Porosity is an inherent feature of additively manufactured components that impairs the mechanical properties. Since porosity depends not only on the process parameters but also on the component geometry, it is necessary to investigate this dependency. This study reveals relationships between porosity, process parameters and component geometry in AlSi10Mg specimens.
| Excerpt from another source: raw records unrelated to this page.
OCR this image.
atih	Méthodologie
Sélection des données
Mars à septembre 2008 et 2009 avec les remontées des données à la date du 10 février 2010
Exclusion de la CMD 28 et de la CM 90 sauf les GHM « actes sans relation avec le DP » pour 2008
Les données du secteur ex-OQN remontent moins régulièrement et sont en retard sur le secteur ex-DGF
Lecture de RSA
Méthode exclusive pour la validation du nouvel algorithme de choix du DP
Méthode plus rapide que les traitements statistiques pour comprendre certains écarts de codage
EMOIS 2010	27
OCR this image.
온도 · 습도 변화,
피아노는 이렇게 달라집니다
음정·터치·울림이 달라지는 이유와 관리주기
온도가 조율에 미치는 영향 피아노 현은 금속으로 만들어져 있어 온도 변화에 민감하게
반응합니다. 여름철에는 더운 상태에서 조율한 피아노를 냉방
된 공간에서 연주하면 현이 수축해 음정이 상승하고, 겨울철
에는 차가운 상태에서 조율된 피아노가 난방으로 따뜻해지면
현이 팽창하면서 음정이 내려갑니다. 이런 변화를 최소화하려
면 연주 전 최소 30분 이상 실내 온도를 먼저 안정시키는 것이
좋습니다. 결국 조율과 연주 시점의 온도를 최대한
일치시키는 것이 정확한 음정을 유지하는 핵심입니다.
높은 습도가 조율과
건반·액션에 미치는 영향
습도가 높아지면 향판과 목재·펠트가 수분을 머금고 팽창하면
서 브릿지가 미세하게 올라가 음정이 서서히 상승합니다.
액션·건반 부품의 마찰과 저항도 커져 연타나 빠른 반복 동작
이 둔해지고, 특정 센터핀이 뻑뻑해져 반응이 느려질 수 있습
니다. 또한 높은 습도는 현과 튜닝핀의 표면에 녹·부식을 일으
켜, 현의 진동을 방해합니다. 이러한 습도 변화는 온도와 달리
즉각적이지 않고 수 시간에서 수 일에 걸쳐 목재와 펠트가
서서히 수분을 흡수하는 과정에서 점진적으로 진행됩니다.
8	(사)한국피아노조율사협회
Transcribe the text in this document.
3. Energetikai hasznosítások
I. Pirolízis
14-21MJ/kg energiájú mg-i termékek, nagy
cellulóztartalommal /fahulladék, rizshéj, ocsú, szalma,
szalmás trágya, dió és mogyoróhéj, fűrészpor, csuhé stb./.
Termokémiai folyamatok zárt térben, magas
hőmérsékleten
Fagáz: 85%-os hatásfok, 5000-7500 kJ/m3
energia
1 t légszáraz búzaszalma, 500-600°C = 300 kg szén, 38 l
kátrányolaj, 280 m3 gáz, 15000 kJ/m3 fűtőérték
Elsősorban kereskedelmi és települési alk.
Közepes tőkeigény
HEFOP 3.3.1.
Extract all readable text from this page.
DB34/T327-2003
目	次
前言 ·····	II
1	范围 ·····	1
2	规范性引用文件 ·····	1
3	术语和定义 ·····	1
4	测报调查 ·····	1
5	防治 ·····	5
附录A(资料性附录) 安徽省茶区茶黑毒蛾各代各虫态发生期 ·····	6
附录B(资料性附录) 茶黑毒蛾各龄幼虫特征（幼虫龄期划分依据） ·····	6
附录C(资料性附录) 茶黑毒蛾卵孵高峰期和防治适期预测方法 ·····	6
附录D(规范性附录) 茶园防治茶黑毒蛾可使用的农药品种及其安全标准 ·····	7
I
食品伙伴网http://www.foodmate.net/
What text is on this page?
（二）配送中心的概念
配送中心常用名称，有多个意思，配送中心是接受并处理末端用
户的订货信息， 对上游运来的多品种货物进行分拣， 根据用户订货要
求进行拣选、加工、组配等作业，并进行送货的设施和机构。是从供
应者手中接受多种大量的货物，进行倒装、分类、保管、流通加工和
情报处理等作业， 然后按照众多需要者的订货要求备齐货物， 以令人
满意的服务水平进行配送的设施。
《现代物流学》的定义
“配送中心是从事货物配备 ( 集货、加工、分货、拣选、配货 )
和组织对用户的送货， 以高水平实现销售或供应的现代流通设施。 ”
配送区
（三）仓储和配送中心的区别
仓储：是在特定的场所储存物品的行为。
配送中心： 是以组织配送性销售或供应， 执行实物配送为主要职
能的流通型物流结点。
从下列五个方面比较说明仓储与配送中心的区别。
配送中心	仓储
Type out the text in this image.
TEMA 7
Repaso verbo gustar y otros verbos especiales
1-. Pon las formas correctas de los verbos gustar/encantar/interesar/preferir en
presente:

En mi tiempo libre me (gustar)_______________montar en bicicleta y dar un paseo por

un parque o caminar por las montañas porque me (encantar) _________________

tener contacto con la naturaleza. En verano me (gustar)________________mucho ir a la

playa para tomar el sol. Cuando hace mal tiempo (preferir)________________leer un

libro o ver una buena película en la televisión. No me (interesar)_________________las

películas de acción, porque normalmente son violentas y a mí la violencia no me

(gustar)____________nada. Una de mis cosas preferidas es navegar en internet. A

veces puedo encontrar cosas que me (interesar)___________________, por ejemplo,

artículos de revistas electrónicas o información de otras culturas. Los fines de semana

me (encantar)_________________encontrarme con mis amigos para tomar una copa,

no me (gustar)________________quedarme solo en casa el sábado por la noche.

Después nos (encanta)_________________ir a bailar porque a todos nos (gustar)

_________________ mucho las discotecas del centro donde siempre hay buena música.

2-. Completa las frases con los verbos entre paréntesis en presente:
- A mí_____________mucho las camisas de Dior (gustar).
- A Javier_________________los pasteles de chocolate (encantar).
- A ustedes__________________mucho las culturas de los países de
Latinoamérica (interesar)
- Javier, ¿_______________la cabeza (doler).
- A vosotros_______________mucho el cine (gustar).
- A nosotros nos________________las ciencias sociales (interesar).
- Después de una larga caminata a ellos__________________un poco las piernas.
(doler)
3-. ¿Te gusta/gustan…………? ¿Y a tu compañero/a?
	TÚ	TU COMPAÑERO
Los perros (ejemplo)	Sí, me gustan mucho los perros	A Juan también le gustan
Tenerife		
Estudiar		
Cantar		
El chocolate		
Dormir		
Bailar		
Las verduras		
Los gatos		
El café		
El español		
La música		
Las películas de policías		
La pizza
Micro-computed tomography images of different geometries built with varying parameters were analysed for pore concentrations. The quantity and distribution of pores at overhangs depends on the laser scan speed and the width of the overhang. Similarly, the scan speed influences the effective bead width and thus the pore formation at thin structures. This relationship is revealed by an in-depth analysis of the laser path together with the μCT images. The investigations show that the process parameters can only be optimal for a specific geometry. The presented interdependencies can be used to derive locally adjusted scanning strategies and machine parameters.

孔隙率是增材制造部件的固有特征，会损害机械性能。由于孔隙率不仅取决于工艺参数，还取决于部件几何形状，因此有必要研究这种依赖性。该研究揭示了 AlSi10Mg 试样中孔隙率、工艺参数和部件几何形状之间的关系。分析了用不同参数构建的不同几何形状的显微计算机断层扫描图像的孔隙浓度。悬垂孔的数量和分布取决于激光扫描速度和悬垂宽度。同样，扫描速度会影响有效珠宽度，从而影响薄结构处的孔形成。通过对激光路径和 μCT 图像的深入分析揭示了这种关系。调查表明，工艺参数只能针对特定几何形状进行优化。所呈现的相互依赖性可用于导出本地调整的扫描策略和机器参数。